With four Croke Park nights at full capacity under their belts, Coldplay left Irish fans as they found them: euphoric.

It was a blend of athletic energy on stage with pyrotechnics and blasts of mass confetti around it. The shows met the year-long hype which saw 320,000 Irish tickets scooped up within minutes. Lead singer Chris Martin’s presence on stage was typically commanding. Sprints across the stage, an outstretched physique reaching for the rafters in the Hogan Stand. On a chilly September evening, the warm up act warned, “it’s a cold day for a Coldplay.” Not so, once the hits kept coming. Each churned out to drive the 80,000 capacity crowd wild.
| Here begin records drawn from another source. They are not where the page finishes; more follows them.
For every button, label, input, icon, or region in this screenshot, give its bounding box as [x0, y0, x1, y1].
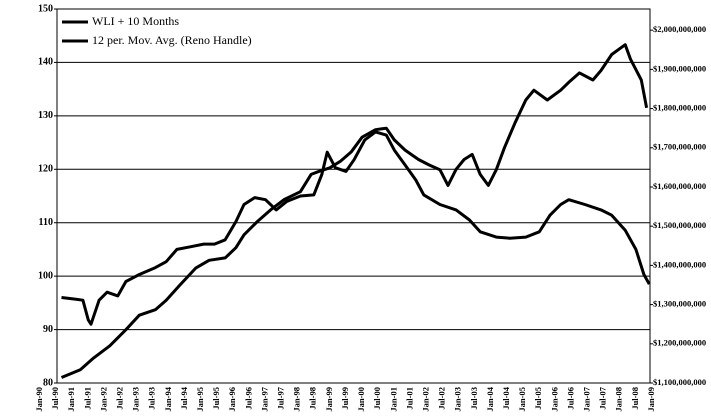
x-tick-label: Jan-93 — [131, 387, 141, 412]
legend-label: WLI + 10 Months — [92, 14, 179, 28]
x-tick-label: Jan-90 — [34, 387, 44, 412]
x-tick-label: Jul-99 — [340, 387, 350, 410]
x-tick-label: Jan-07 — [582, 386, 592, 411]
y2-tick-label: $1,500,000,000 — [653, 220, 706, 230]
y-tick-label: 110 — [39, 217, 53, 228]
y-tick-label: 90 — [43, 324, 53, 335]
x-tick-label: Jul-04 — [501, 386, 511, 409]
x-tick-label: Jul-96 — [243, 387, 253, 410]
y2-tick-label: $1,400,000,000 — [653, 259, 706, 269]
x-tick-label: Jul-98 — [308, 387, 318, 410]
x-tick-label: Jan-92 — [98, 387, 108, 412]
x-tick-label: Jan-04 — [485, 386, 495, 411]
x-tick-label: Jul-02 — [437, 387, 447, 410]
x-tick-label: Jan-97 — [259, 386, 269, 411]
x-tick-label: Jan-96 — [227, 387, 237, 412]
x-tick-label: Jul-05 — [533, 387, 543, 410]
x-tick-label: Jan-05 — [517, 387, 527, 412]
series-line — [61, 130, 651, 326]
y-tick-label: 150 — [38, 3, 53, 14]
x-tick-label: Jul-94 — [179, 386, 189, 409]
x-tick-label: Jul-07 — [598, 386, 608, 409]
x-tick-label: Jul-93 — [147, 387, 157, 410]
x-tick-label: Jul-00 — [372, 387, 382, 410]
x-tick-label: Jul-03 — [469, 387, 479, 410]
x-tick-label: Jan-08 — [614, 387, 624, 412]
x-tick-label: Jul-01 — [404, 387, 414, 410]
y2-tick-label: $1,200,000,000 — [653, 338, 706, 348]
series-line — [60, 43, 649, 379]
x-tick-label: Jul-95 — [211, 387, 221, 410]
x-tick-label: Jan-98 — [292, 387, 302, 412]
y2-tick-label: $1,600,000,000 — [653, 181, 706, 191]
y2-tick-label: $1,300,000,000 — [653, 299, 706, 309]
y2-tick-label: $1,800,000,000 — [653, 103, 706, 113]
x-tick-label: Jul-08 — [630, 387, 640, 410]
x-tick-label: Jan-06 — [549, 387, 559, 412]
x-tick-label: Jan-01 — [388, 387, 398, 412]
x-tick-label: Jan-94 — [163, 386, 173, 411]
x-tick-label: Jan-91 — [66, 387, 76, 412]
x-tick-label: Jan-95 — [195, 387, 205, 412]
plot-frame — [56, 8, 651, 384]
y-tick-label: 80 — [43, 377, 53, 388]
x-tick-label: Jul-92 — [114, 387, 124, 410]
y2-tick-label: $1,900,000,000 — [653, 63, 706, 73]
x-tick-label: Jan-99 — [324, 387, 334, 412]
y-tick-label: 100 — [38, 270, 53, 281]
x-tick-label: Jan-09 — [646, 387, 656, 412]
y-tick-label: 130 — [38, 110, 53, 121]
y2-tick-label: $1,700,000,000 — [653, 142, 706, 152]
y-tick-label: 120 — [38, 164, 53, 175]
x-tick-label: Jan-03 — [453, 387, 463, 412]
x-tick-label: Jul-90 — [50, 387, 60, 410]
x-tick-label: Jan-02 — [420, 387, 430, 412]
x-tick-label: Jul-06 — [565, 387, 575, 410]
y2-tick-label: $2,000,000,000 — [653, 24, 706, 34]
x-tick-label: Jul-91 — [82, 387, 92, 410]
x-tick-label: Jan-00 — [356, 387, 366, 412]
y2-tick-label: $1,100,000,000 — [653, 377, 706, 387]
x-tick-label: Jul-97 — [276, 386, 286, 409]
y-tick-label: 140 — [38, 57, 53, 68]
legend-label: 12 per. Mov. Avg. (Reno Handle) — [92, 33, 252, 47]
They sang back with ferocious gusto, making familiar hits like ‘Higher Power’, ‘Yellow’, ‘The Scientist’, and ‘Clocks’, resonate throughout the capital’s north inner city. ‘Viva La Vida’, ‘Paradise’ and ‘Fix You’ were joyous add-ons.

The band’s lead singer, famously formally married to actress Gwyneth Paltrow for a decade – gave the Coldplay treatment to Christy Moore’s ‘Ride On’. The Kildare balladeer had joined the band at the Oxygen festival in 2011. Their tribute to him remains, and helps charm a nation. But optimum charm is reserved on this tour for another Christy – Dignam, the late lead singer of veteran Dublin band, Aslan. They were brought out on stage to perform their seminal hit ‘Crazy World’ with the main act. Aslan legend Billy McGuinness admitted “the whole week has been such a whirlwind. We were performing in Australia last week and then back to sing with Coldplay.”

Chris Martin managed some convincing ‘cupla focal’ to the adoring stadium. He singled out from the crowd a trademark redhead Irish colleen, all of 14 years, to sing with him on stage accompanied by her tricolor. Fans remarked on Martin’s trademark sincerity and compassion to make the band’s music an influence on social and environmental good. Cue messages of social conscience, love, solidarity and inclusion beamed onto the stage as backdrop.

Savor the quartet’s emphasis on global peace -with encouragement to support those traumatized in Ukraine, Gaza, and both Russia and Israel. With pyrotechnics a plenty, large and frequent explosions and fireworks accompanied the power hits. Chris Martin frequently referred to the band’s Irish odyssey, which saw them play an impromptu set in Dublin’s Grafton Street, as countless thousands missed out on highly coveted tickets which went on sale 14 months ago and were sold out in minutes. They ranged from €120 to €180, with ‘meet and greet the band’ packages reportedly starting at €1,000.